Mayuko Yamashita

= Mayuko Yamashita =

Japanese mathematician and mathematical physicist

Mayuko Yamashita (山下 真由子, born 1995) is a Japanese mathematician and mathematical physicist whose research combines the areas of algebraic topology, differential cohomology, and quantum field theory. She is an associate professor at Kyoto University.

==Education and career==
Yamashita represented Japan in the 2013 International Mathematical Olympiad, earning a silver medal. She studied engineering at the University of Tokyo, earning a bachelor's degree in 2017. She earned a master's degree in mathematical sciences at the University of Tokyo in March 2019, and completed a Ph.D. there in 2022. Her dissertation, Differential models for the Anderson dual to bordism theories and invertible QFT's, was supervised by Yasuyuki Kawahigashi.

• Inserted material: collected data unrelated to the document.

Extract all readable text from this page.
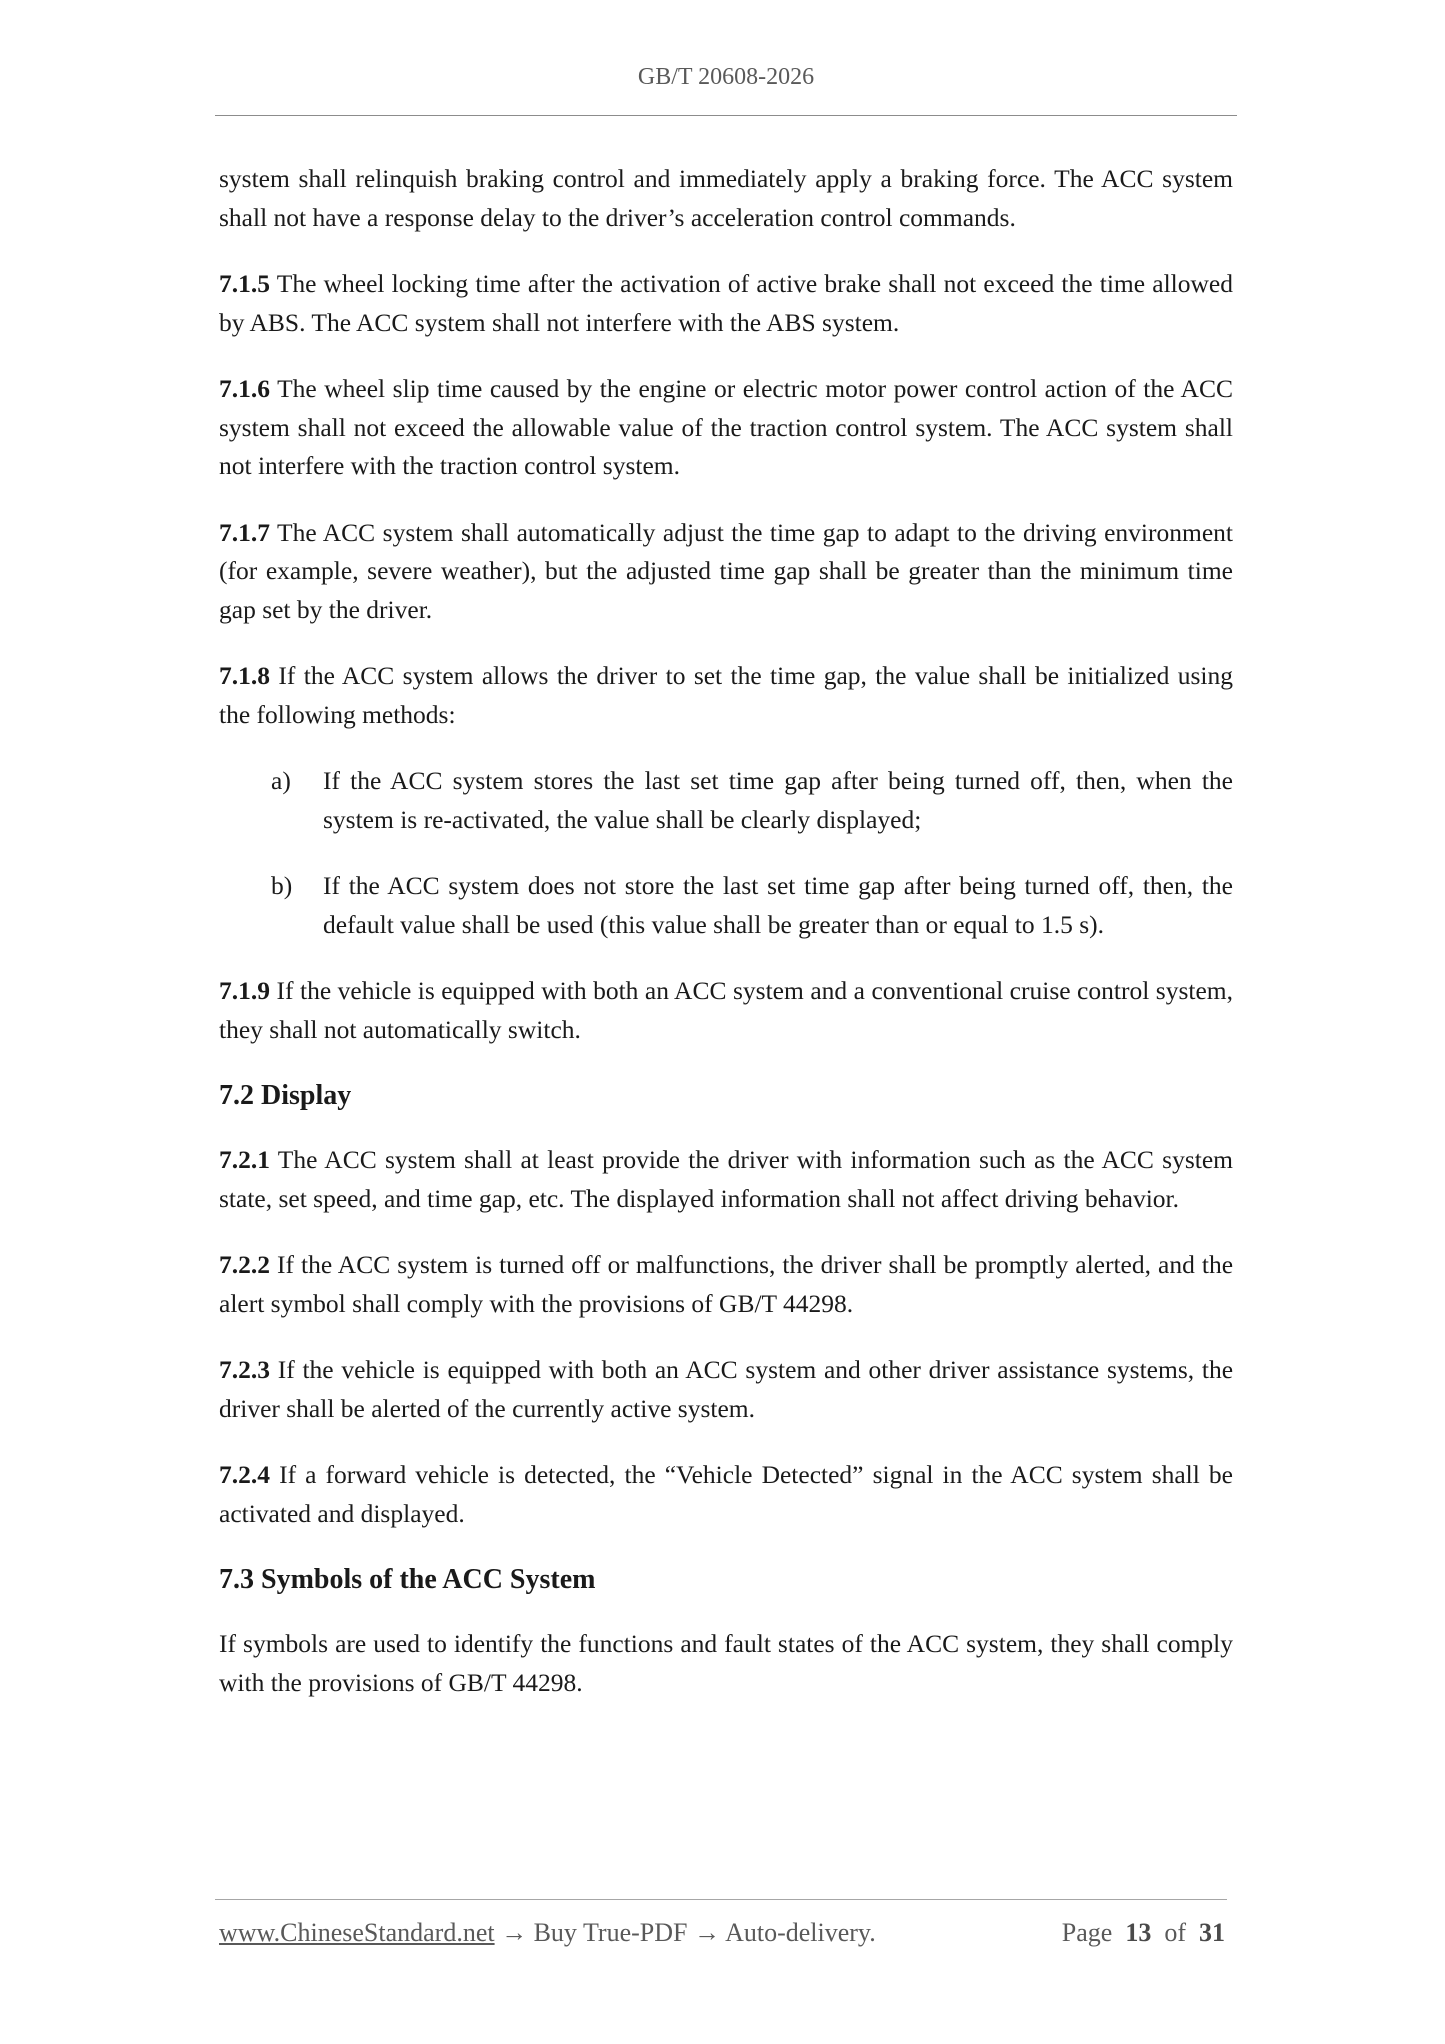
GB/T 20608-2026

system shall relinquish braking control and immediately apply a braking force. The ACC system shall not have a response delay to the driver’s acceleration control commands.

7.1.5 The wheel locking time after the activation of active brake shall not exceed the time allowed by ABS. The ACC system shall not interfere with the ABS system.

7.1.6 The wheel slip time caused by the engine or electric motor power control action of the ACC system shall not exceed the allowable value of the traction control system. The ACC system shall not interfere with the traction control system.

7.1.7 The ACC system shall automatically adjust the time gap to adapt to the driving environment (for example, severe weather), but the adjusted time gap shall be greater than the minimum time gap set by the driver.

7.1.8 If the ACC system allows the driver to set the time gap, the value shall be initialized using the following methods:

a) If the ACC system stores the last set time gap after being turned off, then, when the system is re-activated, the value shall be clearly displayed;
b) If the ACC system does not store the last set time gap after being turned off, then, the default value shall be used (this value shall be greater than or equal to 1.5 s).

7.1.9 If the vehicle is equipped with both an ACC system and a conventional cruise control system, they shall not automatically switch.

7.2 Display

7.2.1 The ACC system shall at least provide the driver with information such as the ACC system state, set speed, and time gap, etc. The displayed information shall not affect driving behavior.

7.2.2 If the ACC system is turned off or malfunctions, the driver shall be promptly alerted, and the alert symbol shall comply with the provisions of GB/T 44298.

7.2.3 If the vehicle is equipped with both an ACC system and other driver assistance systems, the driver shall be alerted of the currently active system.

7.2.4 If a forward vehicle is detected, the “Vehicle Detected” signal in the ACC system shall be activated and displayed.

7.3 Symbols of the ACC System

If symbols are used to identify the functions and fault states of the ACC system, they shall comply with the provisions of GB/T 44298.

www.ChineseStandard.net → Buy True-PDF → Auto-delivery.	Page 13 of 31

Meanwhile, in 2019, she became an assistant professor in the Research Institute for Mathematical Sciences of Kyoto University, while only 23 years old. She was promoted to associate professor in 2023 and joined the Perimeter Institute for Theoretical Physics in April 2025.

==Recognition==
Yamashita was one of the recipients of the 2021 Takebe Katahiro Prize for Encouragement of Young Researchers of the Mathematical Society of Japan. She received the 2022 Grand Prize in the Marie Sklodowska Curie Awards of the Japan Science and Technology Agency "for her work on mathematical applications to particle physics". She was named in the Asian Scientist 100 list in 2023 and 2024. She was a 2024 recipient of the Maryam Mirzakhani New Frontiers Prize, associated with the Breakthrough Prize in Mathematics, "for contributions to mathematical physics and index theory". 2024 she was awarded the Dannie Heineman Prize (Göttingen) of the Göttingen Academy of Sciences and Humanities (today called Niedersächsische Akademie der Wissenschaften zu Göttingen) for her contribution to the precise description of anomalies in quantum field theories.